State residency status shouldn’t matter from a public health perspective & denying benefits on that basis might infringe on constitutional right yo interstate travel.
Note: no indication so far that these are “vaccine tourists,” but that could certainly be happening/start happening soon.
This is the predictable result of entrusting the lion’s share of doses to private, profit-focused health care institutions & overseeing them based exclusively on how quickly they burn through doses rather than how well they reach the 1a populations they said they would.
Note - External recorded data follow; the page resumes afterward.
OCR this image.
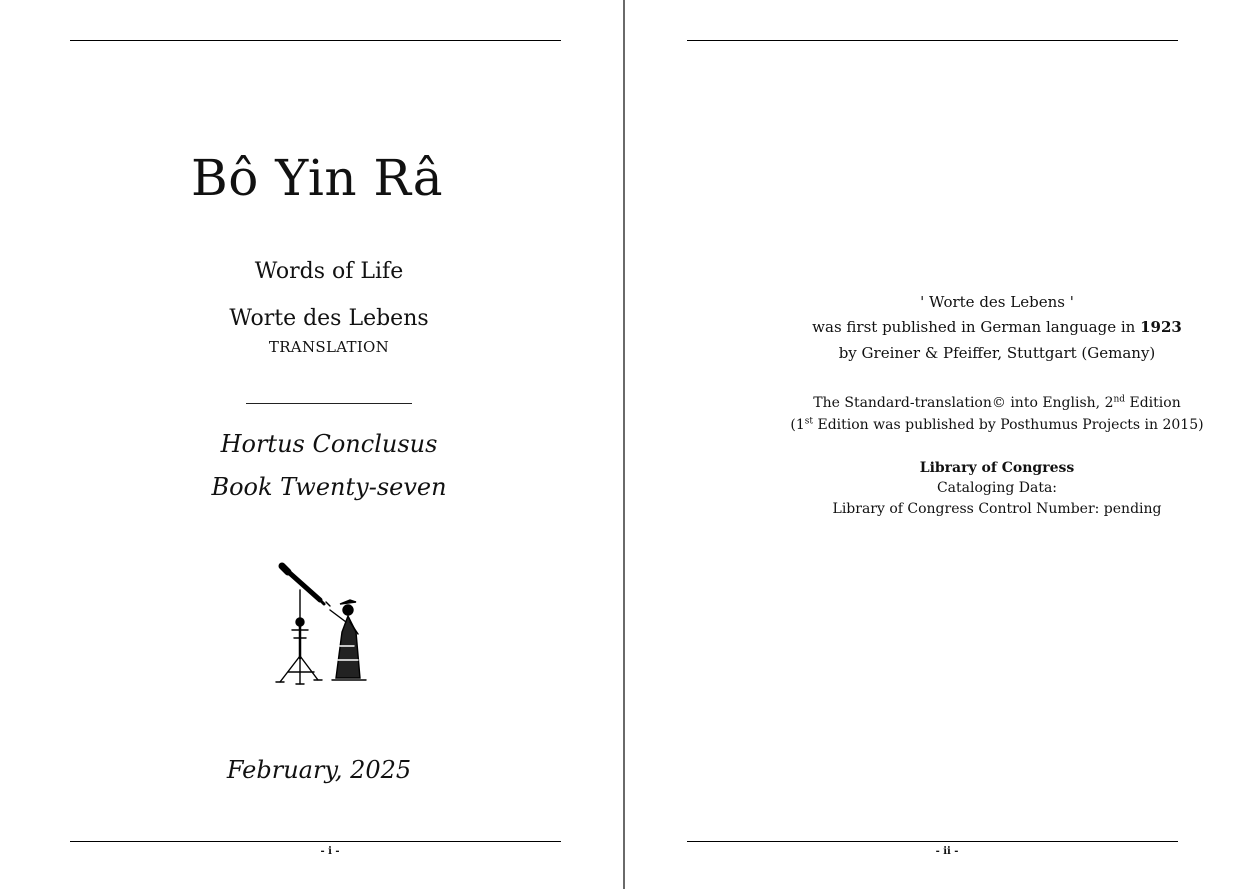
Bô Yin Râ
Words of Life
Worte des Lebens
TRANSLATION
Hortus Conclusus
Book Twenty-seven
February, 2025
- i -
' Worte des Lebens '
was first published in German language in 1923
by Greiner & Pfeiffer, Stuttgart (Gemany)
The Standard-translation© into English, 2nd Edition
(1st Edition was published by Posthumus Projects in 2015)
Library of Congress
Cataloging Data:
Library of Congress Control Number: pending
- ii -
We’ll see a similar dynamic in next phases. Major hospital systems will vax anyone among their “enrolled” patient populations who arguably meets criteria rather than doing the work of reaching folks who don’t have a reg source of care or working w/ community providers/partners.
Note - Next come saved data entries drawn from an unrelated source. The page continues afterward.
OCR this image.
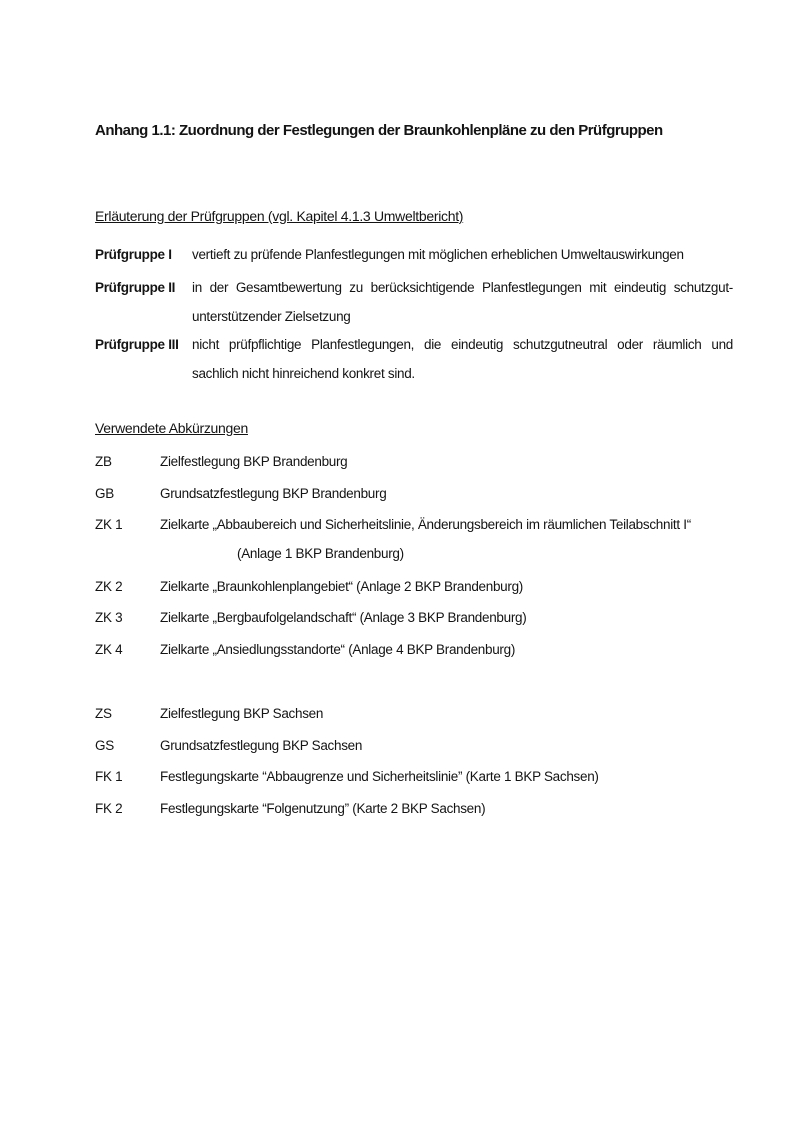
Anhang 1.1: Zuordnung der Festlegungen der Braunkohlenpläne zu den Prüfgruppen
Erläuterung der Prüfgruppen (vgl. Kapitel 4.1.3 Umweltbericht)
Prüfgruppe I	vertieft zu prüfende Planfestlegungen mit möglichen erheblichen Umweltauswirkungen
Prüfgruppe II	in der Gesamtbewertung zu berücksichtigende Planfestlegungen mit eindeutig schutzgut-
unterstützender Zielsetzung
Prüfgruppe III nicht prüfpflichtige Planfestlegungen, die eindeutig schutzgutneutral oder räumlich und
sachlich nicht hinreichend konkret sind.
Verwendete Abkürzungen
ZB	Zielfestlegung BKP Brandenburg
GB	Grundsatzfestlegung BKP Brandenburg
ZK 1	Zielkarte „Abbaubereich und Sicherheitslinie, Änderungsbereich im räumlichen Teilabschnitt I“
(Anlage 1 BKP Brandenburg)
ZK 2	Zielkarte „Braunkohlenplangebiet“ (Anlage 2 BKP Brandenburg)
ZK 3	Zielkarte „Bergbaufolgelandschaft“ (Anlage 3 BKP Brandenburg)
ZK 4	Zielkarte „Ansiedlungsstandorte“ (Anlage 4 BKP Brandenburg)
ZS	Zielfestlegung BKP Sachsen
GS	Grundsatzfestlegung BKP Sachsen
FK 1	Festlegungskarte “Abbaugrenze und Sicherheitslinie” (Karte 1 BKP Sachsen)
FK 2	Festlegungskarte “Folgenutzung” (Karte 2 BKP Sachsen)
This will further entrench market concentration, harm smaller, more independent primary care practices, erode equity, & undermine public health goals unless more doses are shifted to community providers & local health departments who partner w/ housing authorities, employers, etc
It’s not (just) fairness. Goal = reduce cases/hospitalizations/deaths as much as possible w/ scarce doses. Haphazard delivery to any readily available arm rather than doing the work to get it right -> running out b4 we reach those whose vax will most improve the situation for all
If we have (or expect very soon to have) enough doses for all, then by all means, take a shotgun approach (while tracking who gets what so appropriate follow up/2nd dose can be ensured) but we don’t have enough doses to do that yet.
If doses have been thawed & need to go somewhere ASAP, better to get them in any available arm than toss them. But even better to plan to avoid that scenario if possible.
This was predictable. This was predicted. Public health experts & state & local leaders have been sounding the alarm for months. We knew state & local govts needed fed funds to build vaccination infrastructure. Trump knew. McConnell knew. They didn’t care. Receipts attached.